See the Python docs for datetime.now, datetime.strftime and more on strftime.

Answered By: Matt Joiner
>>> from datetime import datetime as date
>>> date.today().strftime("%A")
'Monday'
Answered By: Abhijit
import datetime
numdays = 7
base = datetime.date.today()
date_list = [base + datetime.timedelta(days=x) for x in range(numdays)]
date_list_with_dayname = ["%s, %s" % ((base + datetime.timedelta(days=x)).strftime("%A"),  base + datetime.timedelta(days=x)) for x in range(numdays)]
Answered By: user3769499

If you don’t mind using another package, you can also use pandas to achieve what you want:

>>> my_date = datetime.datetime(2019, 9, 6, 11, 33, 0)
>>> pd.to_datetime(my_date).day_name()
'Friday'

It does not sound like a good idea to use another package for such easy task, the advantage of it is that day_name method seems more understandable to me than strftime("%A") (you might easily forget what is the right directive for the format to get the day name).

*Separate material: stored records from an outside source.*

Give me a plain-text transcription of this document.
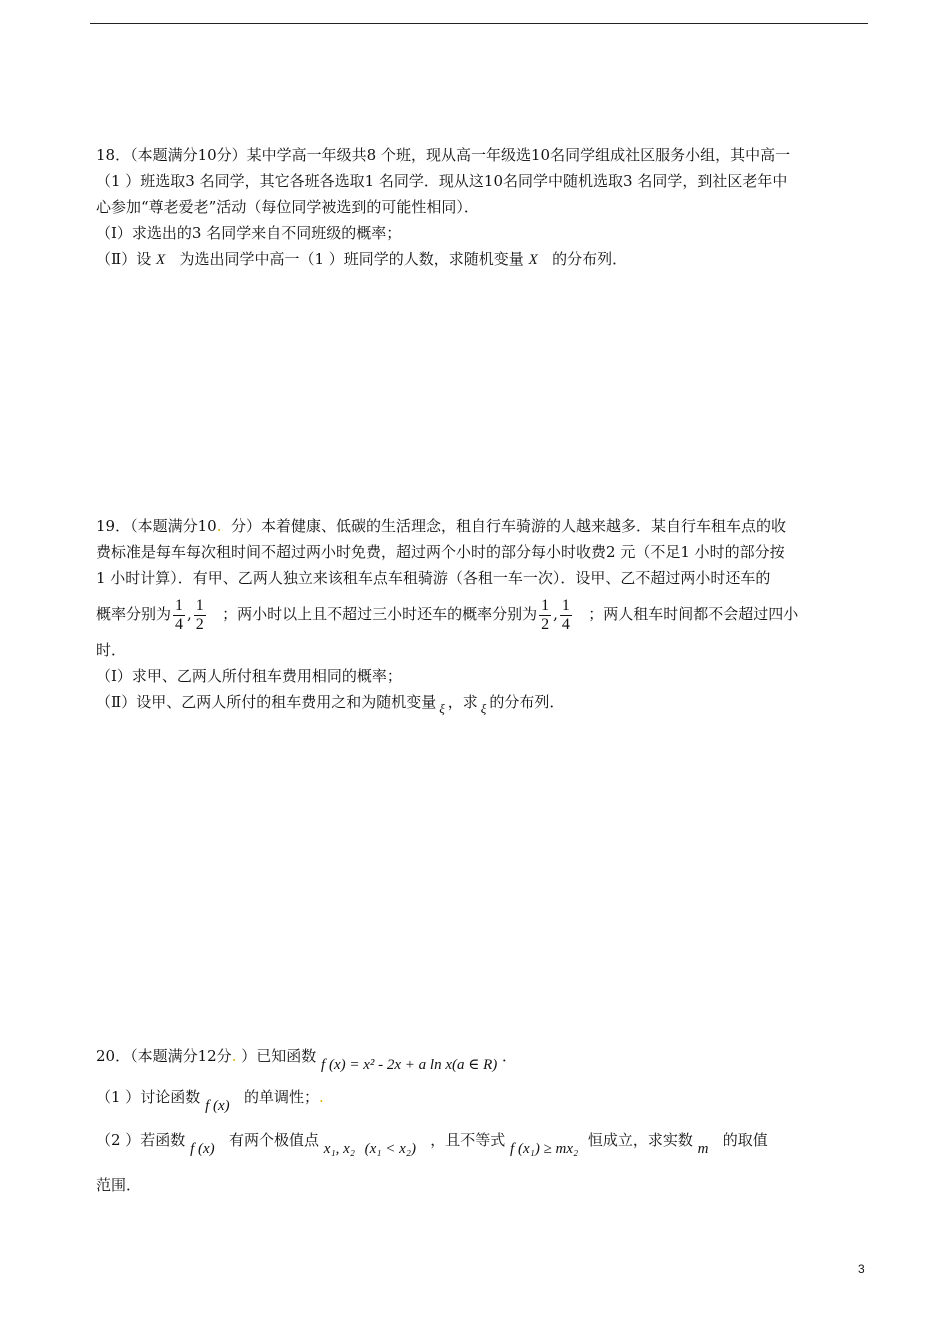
18．（本题满分10分）某中学高一年级共8 个班，现从高一年级选10名同学组成社区服务小组，其中高一

（1 ）班选取3 名同学，其它各班各选取1 名同学．现从这10名同学中随机选取3 名同学，到社区老年中

心参加“尊老爱老”活动（每位同学被选到的可能性相同）．

（Ⅰ）求选出的3 名同学来自不同班级的概率；

（Ⅱ）设 X 为选出同学中高一（1 ）班同学的人数，求随机变量 X 的分布列．

19．（本题满分10. 分）本着健康、低碳的生活理念，租自行车骑游的人越来越多．某自行车租车点的收

费标准是每车每次租时间不超过两小时免费，超过两个小时的部分每小时收费2 元（不足1 小时的部分按

1 小时计算）．有甲、乙两人独立来该租车点车租骑游（各租一车一次）．设甲、乙不超过两小时还车的

概率分别为 $\frac{1}{4}$ , $\frac{1}{2}$ ；两小时以上且不超过三小时还车的概率分别为 $\frac{1}{2}$ , $\frac{1}{4}$ ；两人租车时间都不会超过四小

时．

（Ⅰ）求甲、乙两人所付租车费用相同的概率；

（Ⅱ）设甲、乙两人所付的租车费用之和为随机变量 ξ ，求 ξ 的分布列．

20．（本题满分12分. ）已知函数 f (x) = x² - 2x + a ln x(a ∈ R) ．

（1 ）讨论函数 f (x) 的单调性；.

（2 ）若函数 f (x) 有两个极值点 x₁, x₂ (x₁ < x₂) ，且不等式 f (x₁) ≥ mx₂ 恒成立，求实数 m 的取值

范围．

3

Hopefully, this could be added to datetime package directly one day (e.g. my_date.day_name()).

Answered By: Nerxis

You can use import time instead of datetime as following:

import time
WEEKDAYS = ['Monday', 'Tuesday', 'Wednesday', 'Thursday', 'Friday', 'Saturday', 'Sunday']

now = time.localtime()
weekday_index = now.tm_wday
print(WEEKDAYS[weekday_index])
Answered By: Appo

You can use an f-string along with a format code such as %A or %a:

> import datetime

# Provide a date object:
> d = datetime.date.today()
> d
datetime.date(2023, 2, 3)

# Provide a datetime object:
> dt = datetime.datetime.now()
> dt
datetime.datetime(2023, 2, 3, 17, 48, 7, 415010)

# Full weekday name:
> f'{d:%A}'
'Friday'
> f'{dt:%A}'
'Friday'

# Abbreviated weekday name:
> f'{d:%a}'
'Fri'
> f'{dt:%a}'
'Fri'

Note that the output strings are locale dependent. If requiring a locale independent comparison or even just a faster comparison, consider date.weekday() and datetime.weekday().